The history of the world is taught in three years.
Year 1: From Mesopotamia through Greece
Year 2: From Greece through Middle Ages
Year 3: American History
Within a three year span the students will be exposed to the following subject areas of science- astronomy (rocket building), biology (dissections), botany(identification of some 75 plants at the school), chemistry, physics, soils, meteorology, zoology, architecture, engineering (bridge building), landscape design (mock design project), ecology, microbiology, anatomy (including nutrition), electricity(learn to actually wire switches, lamps, etc.) , and genetics.
[Most of this is hands-on]
By the time a student has completed the 8th grade, he or she will know a lot about the world. The final test in the 8th grade tests whether they can identify about 600 different cities, rivers, mountains, countries, etc. This is accomplished primarily through rote learning. Each year we enter the National Geographic Geography Contest, and we have sent twelve students to the state finals. In 2016 one of our eighth graders, Emily Lanier, placed second in the State Competiton. She was the first girl in many years to get in the top 10 in the state. The students really enjoy the challenge of learning so much of their world.
Poetry plays an important part of our curriculum. Throughout the year students memorize and recite poetry on a weekly basis. At first they are rather timid, but it doesn't take long before they feel comfortable doing so. During Commencement in May each student recites his or her favorite poem that year. In a typical year they will memorize 10 - 12 poems. The added benefit of poetry recitation is the ability to stand before a group of people without fear. Public speaking ranks above death as the greatest fear in life! We also act out a few Shakespearean plays within the three year Middle School period. They also give oral presentations in history, geography, and science.
This subject encompasses all of the others in one way or another. The emphasis is on writing (composition). The ability to communicate with the written word is paramount in our world today. Peer evaluation is used as a means of constructive editing. I must admit that writing is the most difficult and time consuming subject to teach, but it is the most important. We also stress the reading of good books. We have our own book list of classics that the students choose from as well as their own favorites. We give an award for any student who can read 40 books and 15 short stories from our list during his or her Middle School years.

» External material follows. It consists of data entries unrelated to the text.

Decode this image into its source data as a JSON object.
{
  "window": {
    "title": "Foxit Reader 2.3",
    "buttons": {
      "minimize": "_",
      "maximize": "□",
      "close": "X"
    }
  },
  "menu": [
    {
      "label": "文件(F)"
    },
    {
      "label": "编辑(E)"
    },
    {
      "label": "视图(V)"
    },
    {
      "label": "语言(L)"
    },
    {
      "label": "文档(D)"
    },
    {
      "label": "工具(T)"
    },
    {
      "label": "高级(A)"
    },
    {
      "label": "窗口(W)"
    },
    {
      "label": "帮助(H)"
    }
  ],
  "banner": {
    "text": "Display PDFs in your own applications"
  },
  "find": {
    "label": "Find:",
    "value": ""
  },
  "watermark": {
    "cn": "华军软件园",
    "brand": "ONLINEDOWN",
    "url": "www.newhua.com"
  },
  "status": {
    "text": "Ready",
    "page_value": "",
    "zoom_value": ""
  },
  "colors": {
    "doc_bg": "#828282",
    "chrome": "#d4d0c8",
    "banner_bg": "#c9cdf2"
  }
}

Art is taught by a qualified teacher. We teach chess and have a tournament each winter. I enjoy sharing calligraphy with the students every other year. We use our shop to build projects, and the eighth graders learn to manage our greenhouse. We listen to the music of the great composers and play 'Name That Tune' as they build their confidence in learning great works and their composers. Each year is a little different, and quite often if a student has an interest, we will try to include that as well. Last year we included a photography class, cooking class, woodworking class, and a crochet class ( this one was taught by a student to five other interested students).